If Terrell Owens brings out the Sharpie this season, he can sign a penalty flag with the football.
League officials told a group of media at Reliant Stadium Friday afternoon the NFL would begin to crack down on choreographed celebrations with fines and 15-yard unsportsmanlike conduct penalties.
Individual players dancing after touchdowns are safe under the rule, but they better not find a partner.
"They want spontaneous stuff," umpire Garth DeFelice told the media. "Players keep thinking of new and better ways to do things. They've fined them in the past, now they're going to penalize the team 15 yards."
DeFelice was on the field last season when Saints wide receiver Joe Horn pulled a cell phone from under the goal post and acted like he was making a call. Horn was fined for his actions.
Players will not be penalized for spontaneous celebrations on the field or sidelines, including leaping into the stands. The team however will be flagged if another player joins his teammate.
DeFelice and two other officials showed a video to the media and answered questions for about half an hour.
The NFL will institute several rule changes and "points of emphasis" beginning in the first week of the preseason.
Beginning this season defensive backs especially will be under more scrutiny.
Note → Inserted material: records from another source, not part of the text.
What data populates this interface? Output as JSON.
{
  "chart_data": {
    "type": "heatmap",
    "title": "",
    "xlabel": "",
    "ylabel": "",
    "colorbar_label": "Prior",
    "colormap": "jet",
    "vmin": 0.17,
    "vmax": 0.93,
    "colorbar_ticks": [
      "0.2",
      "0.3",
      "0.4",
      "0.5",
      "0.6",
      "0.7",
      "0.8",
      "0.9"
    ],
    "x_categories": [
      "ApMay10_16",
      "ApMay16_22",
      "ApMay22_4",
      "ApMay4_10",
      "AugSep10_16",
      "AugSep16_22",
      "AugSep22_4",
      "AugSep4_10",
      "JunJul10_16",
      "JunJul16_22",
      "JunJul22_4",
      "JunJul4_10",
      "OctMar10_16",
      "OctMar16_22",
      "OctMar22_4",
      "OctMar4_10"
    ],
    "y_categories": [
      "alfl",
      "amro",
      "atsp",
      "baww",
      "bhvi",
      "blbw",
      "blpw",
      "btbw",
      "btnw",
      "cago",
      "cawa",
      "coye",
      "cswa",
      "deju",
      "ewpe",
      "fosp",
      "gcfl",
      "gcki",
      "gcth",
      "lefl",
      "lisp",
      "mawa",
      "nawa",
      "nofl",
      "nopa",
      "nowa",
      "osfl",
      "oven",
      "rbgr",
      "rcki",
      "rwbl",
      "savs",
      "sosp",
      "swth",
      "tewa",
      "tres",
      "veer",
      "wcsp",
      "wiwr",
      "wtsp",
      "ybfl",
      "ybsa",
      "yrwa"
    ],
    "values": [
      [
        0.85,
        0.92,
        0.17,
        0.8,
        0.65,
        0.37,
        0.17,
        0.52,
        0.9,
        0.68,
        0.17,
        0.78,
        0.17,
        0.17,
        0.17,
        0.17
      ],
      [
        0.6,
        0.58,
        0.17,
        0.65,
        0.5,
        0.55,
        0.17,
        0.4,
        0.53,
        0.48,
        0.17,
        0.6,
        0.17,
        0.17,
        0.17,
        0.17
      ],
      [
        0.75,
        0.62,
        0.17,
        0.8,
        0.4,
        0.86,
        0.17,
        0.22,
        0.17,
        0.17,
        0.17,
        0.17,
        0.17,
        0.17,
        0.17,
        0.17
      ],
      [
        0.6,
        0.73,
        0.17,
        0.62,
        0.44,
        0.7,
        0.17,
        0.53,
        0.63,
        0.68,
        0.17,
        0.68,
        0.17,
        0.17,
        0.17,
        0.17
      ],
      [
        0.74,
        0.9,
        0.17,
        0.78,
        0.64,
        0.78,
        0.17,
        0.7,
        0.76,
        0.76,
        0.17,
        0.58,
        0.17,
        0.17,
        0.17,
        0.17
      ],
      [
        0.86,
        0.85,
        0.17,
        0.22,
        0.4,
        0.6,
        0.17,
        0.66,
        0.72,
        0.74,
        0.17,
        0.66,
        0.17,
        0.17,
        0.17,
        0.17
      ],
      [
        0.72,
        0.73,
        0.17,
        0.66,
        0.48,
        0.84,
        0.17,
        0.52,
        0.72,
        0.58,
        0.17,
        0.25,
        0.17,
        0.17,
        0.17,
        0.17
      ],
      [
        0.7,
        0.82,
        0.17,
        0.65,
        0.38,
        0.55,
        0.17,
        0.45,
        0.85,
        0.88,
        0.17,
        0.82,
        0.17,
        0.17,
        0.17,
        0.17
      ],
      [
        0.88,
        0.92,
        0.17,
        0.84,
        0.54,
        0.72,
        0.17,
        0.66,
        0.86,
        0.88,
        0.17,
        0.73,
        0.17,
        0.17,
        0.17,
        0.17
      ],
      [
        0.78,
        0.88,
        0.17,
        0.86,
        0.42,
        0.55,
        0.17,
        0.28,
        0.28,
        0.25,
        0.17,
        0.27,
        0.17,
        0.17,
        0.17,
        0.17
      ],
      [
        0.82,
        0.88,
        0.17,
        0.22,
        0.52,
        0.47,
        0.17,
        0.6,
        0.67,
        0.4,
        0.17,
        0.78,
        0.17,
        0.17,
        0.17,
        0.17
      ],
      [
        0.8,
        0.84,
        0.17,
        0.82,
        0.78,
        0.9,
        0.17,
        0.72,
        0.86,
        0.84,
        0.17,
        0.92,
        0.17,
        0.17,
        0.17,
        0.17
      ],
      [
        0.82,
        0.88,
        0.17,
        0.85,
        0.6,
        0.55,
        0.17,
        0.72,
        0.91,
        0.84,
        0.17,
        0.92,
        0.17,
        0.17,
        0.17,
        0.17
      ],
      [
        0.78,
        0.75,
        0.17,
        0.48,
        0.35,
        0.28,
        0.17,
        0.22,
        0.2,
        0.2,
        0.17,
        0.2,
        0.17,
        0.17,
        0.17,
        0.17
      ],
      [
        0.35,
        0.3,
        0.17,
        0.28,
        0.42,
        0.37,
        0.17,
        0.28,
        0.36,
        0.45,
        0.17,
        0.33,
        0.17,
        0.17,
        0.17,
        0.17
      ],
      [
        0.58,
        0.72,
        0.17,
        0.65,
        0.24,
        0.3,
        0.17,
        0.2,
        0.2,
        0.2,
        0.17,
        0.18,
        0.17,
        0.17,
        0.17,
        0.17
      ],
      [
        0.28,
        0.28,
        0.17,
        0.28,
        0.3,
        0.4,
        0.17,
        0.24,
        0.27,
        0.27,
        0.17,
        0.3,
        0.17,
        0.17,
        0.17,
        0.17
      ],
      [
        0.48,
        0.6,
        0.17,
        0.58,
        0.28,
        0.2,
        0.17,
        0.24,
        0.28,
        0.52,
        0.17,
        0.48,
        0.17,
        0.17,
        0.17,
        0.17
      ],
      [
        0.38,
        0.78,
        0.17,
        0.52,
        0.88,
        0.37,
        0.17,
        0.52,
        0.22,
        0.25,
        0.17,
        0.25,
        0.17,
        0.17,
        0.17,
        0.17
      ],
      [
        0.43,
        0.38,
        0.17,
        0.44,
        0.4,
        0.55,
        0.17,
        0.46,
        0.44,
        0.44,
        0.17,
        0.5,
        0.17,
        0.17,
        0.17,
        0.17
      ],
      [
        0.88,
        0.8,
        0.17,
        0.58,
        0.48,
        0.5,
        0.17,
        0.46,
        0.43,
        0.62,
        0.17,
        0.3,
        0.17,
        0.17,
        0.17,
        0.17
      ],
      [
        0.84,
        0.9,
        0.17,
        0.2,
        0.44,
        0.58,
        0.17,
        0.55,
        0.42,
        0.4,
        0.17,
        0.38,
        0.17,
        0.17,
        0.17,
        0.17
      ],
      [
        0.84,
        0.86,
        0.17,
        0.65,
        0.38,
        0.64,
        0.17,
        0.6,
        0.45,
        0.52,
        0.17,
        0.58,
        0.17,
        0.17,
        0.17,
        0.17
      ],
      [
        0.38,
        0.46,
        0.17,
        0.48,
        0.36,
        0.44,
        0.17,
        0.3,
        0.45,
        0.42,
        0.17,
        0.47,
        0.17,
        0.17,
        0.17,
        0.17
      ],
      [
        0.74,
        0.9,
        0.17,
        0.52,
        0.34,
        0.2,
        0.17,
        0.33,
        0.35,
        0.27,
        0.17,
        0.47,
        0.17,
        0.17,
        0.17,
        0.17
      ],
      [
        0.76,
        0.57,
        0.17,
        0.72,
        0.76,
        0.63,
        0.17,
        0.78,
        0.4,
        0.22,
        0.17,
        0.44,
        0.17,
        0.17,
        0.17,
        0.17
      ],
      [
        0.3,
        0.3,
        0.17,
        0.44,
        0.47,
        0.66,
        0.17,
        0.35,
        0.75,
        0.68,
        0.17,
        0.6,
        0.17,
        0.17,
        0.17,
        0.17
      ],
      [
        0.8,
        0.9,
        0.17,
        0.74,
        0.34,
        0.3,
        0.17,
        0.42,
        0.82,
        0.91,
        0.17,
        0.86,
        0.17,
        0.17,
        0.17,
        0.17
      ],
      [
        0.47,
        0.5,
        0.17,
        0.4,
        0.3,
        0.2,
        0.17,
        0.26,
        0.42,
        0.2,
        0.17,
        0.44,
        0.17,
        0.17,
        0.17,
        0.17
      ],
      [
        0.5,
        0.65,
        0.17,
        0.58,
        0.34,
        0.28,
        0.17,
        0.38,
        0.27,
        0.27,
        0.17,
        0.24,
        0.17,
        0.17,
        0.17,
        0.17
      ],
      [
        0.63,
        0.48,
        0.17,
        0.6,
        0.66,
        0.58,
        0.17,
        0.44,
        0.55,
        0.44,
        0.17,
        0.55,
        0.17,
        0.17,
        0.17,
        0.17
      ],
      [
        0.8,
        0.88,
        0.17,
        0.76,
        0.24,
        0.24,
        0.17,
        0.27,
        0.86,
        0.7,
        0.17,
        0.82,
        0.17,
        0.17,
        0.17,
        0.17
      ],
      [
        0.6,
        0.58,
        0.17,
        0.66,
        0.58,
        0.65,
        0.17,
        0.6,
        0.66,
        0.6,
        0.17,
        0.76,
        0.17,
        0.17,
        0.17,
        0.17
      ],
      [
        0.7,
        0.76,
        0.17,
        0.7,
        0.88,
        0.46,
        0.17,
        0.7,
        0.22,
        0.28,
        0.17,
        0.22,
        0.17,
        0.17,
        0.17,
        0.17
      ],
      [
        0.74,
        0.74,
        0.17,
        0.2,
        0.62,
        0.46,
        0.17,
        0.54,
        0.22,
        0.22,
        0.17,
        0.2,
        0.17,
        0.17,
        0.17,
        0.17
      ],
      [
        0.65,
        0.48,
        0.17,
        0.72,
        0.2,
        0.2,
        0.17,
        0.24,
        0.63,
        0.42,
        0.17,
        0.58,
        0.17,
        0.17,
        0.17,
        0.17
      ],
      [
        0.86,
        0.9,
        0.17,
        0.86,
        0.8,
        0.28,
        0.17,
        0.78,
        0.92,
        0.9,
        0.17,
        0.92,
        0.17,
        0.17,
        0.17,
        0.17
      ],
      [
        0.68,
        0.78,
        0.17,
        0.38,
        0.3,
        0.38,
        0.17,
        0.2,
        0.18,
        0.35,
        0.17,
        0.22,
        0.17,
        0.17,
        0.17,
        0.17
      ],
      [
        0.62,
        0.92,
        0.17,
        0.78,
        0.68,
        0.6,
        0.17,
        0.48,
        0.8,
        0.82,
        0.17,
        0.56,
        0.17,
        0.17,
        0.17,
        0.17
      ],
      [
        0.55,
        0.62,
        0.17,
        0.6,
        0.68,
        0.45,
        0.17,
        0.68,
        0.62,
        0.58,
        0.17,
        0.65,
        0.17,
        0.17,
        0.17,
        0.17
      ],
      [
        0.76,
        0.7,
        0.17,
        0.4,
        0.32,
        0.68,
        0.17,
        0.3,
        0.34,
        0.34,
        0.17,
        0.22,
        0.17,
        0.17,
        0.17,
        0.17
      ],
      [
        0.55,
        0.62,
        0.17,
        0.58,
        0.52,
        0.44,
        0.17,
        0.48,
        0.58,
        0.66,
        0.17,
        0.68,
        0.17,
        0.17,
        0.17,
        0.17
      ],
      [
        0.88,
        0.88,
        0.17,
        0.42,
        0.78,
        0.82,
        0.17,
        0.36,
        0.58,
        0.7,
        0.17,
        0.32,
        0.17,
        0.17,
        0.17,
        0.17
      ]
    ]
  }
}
Any contact beyond the five-yards from the line of scrimmage will result in a five-yard illegal contact penalty. Jersey grabs will also be flagged, even if the quarterback is out of the pocket or if the ball is thrown to the opposite side of the field.
Defensive players are allowed to touch receivers outside beyond the line of scrimmage, but only in self-defense.
DeFelice described the action like taking a charge in basketball – a player has a right to his own space, but cannot initiate contact after the initial impact with a receiver.
Defensive holding was marked as a point of emphasis prior to last season. As a result, 31 more penalties were called than in 2002.
Rule changes in 2004 include rewarding a coach with an extra challenge if he is successful on two reviews and has a time out left. Coaches can also call timeouts from the sideline.
Last season 66 of 255 challenges were reversed.
Coaches will also have more options when it comes to taking penalty yardage.
Penalty yards from kickoffs, onside kicks and free kicks can now be added to the end of the return. Penalty yards resulting from unsportsmanlike conduct penalties on a fumble or lateral recovery can also be added to the end of the play.
In 2004, all kicks will go dead when the ball hits the ground in the end zone whether or not it is touched by a defensive player.
Coaches can also request a free kick if a safety occurs at the end of a half. The kick will be an un-timed down.
By far the most concern has arisen from the added focus on defensive backs and illegal contact, but DeFelice said players will recovery. He also said to expect plenty of calls early in the season.
"These guys are great athletes," he said. "They will adapt."